Gli imperatori provenivano spesso
dalle zone periferiche dell'Impero e, proprio per questo, erano pervasi da un
più profondo sentimento di romanità: molti di loro tuttavia quasi non
conoscevano Roma, la vita militare li costringeva a vivere in prossimità della
frontiera danubiana, in Siria, Mesopotamia o Britannia e per questo le loro
visite a Roma diventarono sempre più rare ed avvenivano o per celebrare un
trionfo, o per esercitare una forma di controllo su un Senato sempre più
esautorato.
La pressione dei barbari
sull'Impero non sempre è distruttiva, nel senso che molti barbari aspiravano a
far parte dell'Impero, stanziandosi sul territorio o offrendosi al servizio di
questo. Per valorizzare i vasti territori delle province di frontiera, il
governo di Roma, mancando di mano d’opera decise di insediare sul suolo
romanizzato, nelle province di frontiera, i Germani, eccellenti agricoltori,
promuovendoli così al rango di cittadini romani. L’operazione presentava,
inoltre, il vantaggio di formare, lungo il limes,
una barriera umana utile per la difesa dell’Impero. Il governo infatti doveva
assoldare in numero sempre più elevato mercenari stranieri, poiché gli italici
e i cittadini romani disertavano sempre più il servizio militare, abituati alla
vita comoda dovuta alle grandi ricchezze affluite in Roma con le conquiste. Si
determinò così al di qua dei confini, un’infiltrazione pacifica di Barbari che
presto avrebbero esercitato un ruolo determinante nella caduta dell’Impero.

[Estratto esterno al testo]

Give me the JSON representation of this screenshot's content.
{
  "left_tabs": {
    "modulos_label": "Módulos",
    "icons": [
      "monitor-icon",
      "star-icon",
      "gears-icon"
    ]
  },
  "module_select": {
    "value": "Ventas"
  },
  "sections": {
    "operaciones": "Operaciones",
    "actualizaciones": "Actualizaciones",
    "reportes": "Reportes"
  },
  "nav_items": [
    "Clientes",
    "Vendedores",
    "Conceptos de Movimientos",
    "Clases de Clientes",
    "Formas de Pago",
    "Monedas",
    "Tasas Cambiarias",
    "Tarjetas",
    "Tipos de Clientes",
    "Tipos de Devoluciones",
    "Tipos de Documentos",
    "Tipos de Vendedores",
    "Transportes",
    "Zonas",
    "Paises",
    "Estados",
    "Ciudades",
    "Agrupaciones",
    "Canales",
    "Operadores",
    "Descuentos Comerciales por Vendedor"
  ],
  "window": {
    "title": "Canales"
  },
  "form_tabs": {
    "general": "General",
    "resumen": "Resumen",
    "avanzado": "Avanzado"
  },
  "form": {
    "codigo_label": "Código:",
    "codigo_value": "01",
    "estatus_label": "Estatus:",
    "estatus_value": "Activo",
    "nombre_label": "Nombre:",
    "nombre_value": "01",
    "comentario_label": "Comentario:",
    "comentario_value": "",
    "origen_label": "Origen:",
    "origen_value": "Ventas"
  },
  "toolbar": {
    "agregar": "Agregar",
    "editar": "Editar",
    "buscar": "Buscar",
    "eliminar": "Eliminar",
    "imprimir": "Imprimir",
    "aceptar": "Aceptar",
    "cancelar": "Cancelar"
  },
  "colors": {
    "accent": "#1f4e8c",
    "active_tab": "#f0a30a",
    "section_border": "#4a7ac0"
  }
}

Quando infatti si accorgevano che il rapporto di forze era loro favorevole, a
volte i capi barbari non esitavano a rompere gli indugi ed a misurarsi in
battaglia con le forze imperiali[2].
L’Impero romano, dall’epoca delle
conquiste, era costituito principalmente dai Paesi mediterranei disposti
intorno al «Mare nostrum». È vero che Mario, e in seguito Cesare, avevano
tentato di estendere alle foreste nordiche il dominio romano, ma i Barbari di queste regioni, non si erano
lasciati sedurre, né tanto meno domare; Roma dovette accontentarsi di fissare
il limes lungo il Reno e il Danubio.
Al di là si trovava la Germania, dominio di svariate tribù di
contadini-guerrieri:
·
al Nord Franchi, Vandali, Sassoni, Longobardi;
·
a Oriente, nelle pianure dell’Ucraina Ostrogoti
e Visigoti.
Quando nel 305 Diocleziano abdicò
per ritirarsi a Spalato, i due Cesari, Galerio e Costanzo Cloro, si trovarono
elevati al rango di Augusti; la loro morte, qualche anno dopo, aprì una lunga
serie di lotte per il potere supremo.
Costantino, figlio di Costanzo,
grazie all’appoggio dell’esercito, riuscì a sbarazzarsi successivamente di
tutti i suoi rivali d’Occidente e d’Oriente e fissò la sua capitale a Bisanzio,
da lui ribattezzata Costantinopoli[3].
Ancora prima dell’ascesa di
Costantinopoli, Roma aveva già perduto la sua qualità di centro del mondo
romano perché la sua posizione non offriva più alcun interesse preminente, né
dal punto di vista strategico, né da quello politico.
·
L’Occidente, ormai indebolito dalle invasioni
barbariche e dalla crisi finanziaria, non era più una sorgente di potenza e di
civiltà.
·
L’Oriente, invece, presentava ancora numerose
attrattive dal punto di vista culturale e soprattutto sul piano commerciale.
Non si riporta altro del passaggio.